I think the most sustainable way for normal people to lose fat and not muscle is to try to stay as strong as you were during a bulk while maintaining a small calorie deficit.

I mean this with full empathy for your situation.

It really is that simple.

Several months of eating fewer than 800 calories and not going to the gym at all would result in massive weight loss... except for a very tiny person.

It's not sanctimonious.

I don't want any empathy nor do I have a 'situation' other than being fat :)

I am responsible for being overweight it's totally my fault and responsibility, I make no excuses, I just dislike the often seemingly ideological discussions that result.

I gave some thoughts on why you might be wrong on that in a separate reply... yes basic physics apply, but your ideas of what the energy in and energy out is might not be correct.

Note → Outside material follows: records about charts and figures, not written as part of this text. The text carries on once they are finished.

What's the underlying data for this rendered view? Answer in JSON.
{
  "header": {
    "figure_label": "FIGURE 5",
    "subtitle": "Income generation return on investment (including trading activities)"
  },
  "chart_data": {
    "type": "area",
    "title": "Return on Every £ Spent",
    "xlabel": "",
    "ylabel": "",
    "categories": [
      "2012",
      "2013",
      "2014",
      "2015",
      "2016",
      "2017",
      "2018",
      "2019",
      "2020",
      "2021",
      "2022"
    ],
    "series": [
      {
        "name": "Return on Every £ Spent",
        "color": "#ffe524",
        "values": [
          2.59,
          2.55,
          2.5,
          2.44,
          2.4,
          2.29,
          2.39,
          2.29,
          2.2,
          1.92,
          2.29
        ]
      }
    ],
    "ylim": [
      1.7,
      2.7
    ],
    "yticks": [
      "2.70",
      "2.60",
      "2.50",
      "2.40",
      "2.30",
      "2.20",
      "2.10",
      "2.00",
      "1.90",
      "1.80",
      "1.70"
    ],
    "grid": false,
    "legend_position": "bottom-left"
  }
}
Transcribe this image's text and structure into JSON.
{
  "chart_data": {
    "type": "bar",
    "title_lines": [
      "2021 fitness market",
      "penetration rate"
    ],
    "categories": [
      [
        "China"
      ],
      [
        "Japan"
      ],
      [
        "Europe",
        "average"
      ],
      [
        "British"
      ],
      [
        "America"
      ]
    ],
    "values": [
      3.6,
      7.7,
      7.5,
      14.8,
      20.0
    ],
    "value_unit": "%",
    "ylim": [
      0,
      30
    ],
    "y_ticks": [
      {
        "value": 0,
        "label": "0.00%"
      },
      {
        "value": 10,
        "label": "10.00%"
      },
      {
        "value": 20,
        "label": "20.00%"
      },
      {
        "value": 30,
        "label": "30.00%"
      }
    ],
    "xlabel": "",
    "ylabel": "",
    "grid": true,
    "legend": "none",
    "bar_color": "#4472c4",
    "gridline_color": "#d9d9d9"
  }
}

The body is complicated.

This can be observed by anybody who's dieted with a _strict_ food diary eating precisely the same things + quantities with known calories - weight change can vary surprisingly and significantly without the laws of physics being violated.

The grandparent IS _very_ sanctimonious:

'This while article sounds like a justification for the author not losing weight.

...

...there's not much science involved, eat the right stuff and work out.'

I hate this attitude of 'you're just making excuses' vs. overweight people - it's unfalsifiable as you put literally anything down to excuses.

Losing weight is very hard because your body doesn't want you to do it for evolutionary reasons and weird shit happens even when you do everything right.

Sanctimonious blame games are harmful not only because you might just be wrong, but because food is so often a crutch that when dieting you no longer have, and I've found that people tend to come out with the harshest comments when you are dieting and actually trying to fix things, which can be devastating when you literally have no crutch any longer.

Also most of the time the people who make such comments are emphatically _not_ motivated by health concerns, and there's a culture where just being a dick is acceptable in this one area but no others. People don't like you telling them about their personality flaws and how they are just idiots and should stop being such a twat, and it's not socially acceptable, but the exact same approach to overweight-ness is totally acceptable, and does fuck all to help the situation.

TL;DR The VAST majority of dieters fail in the long run, things are more complicated than just dieting and staying at low cals for the long run both physically and psychologically.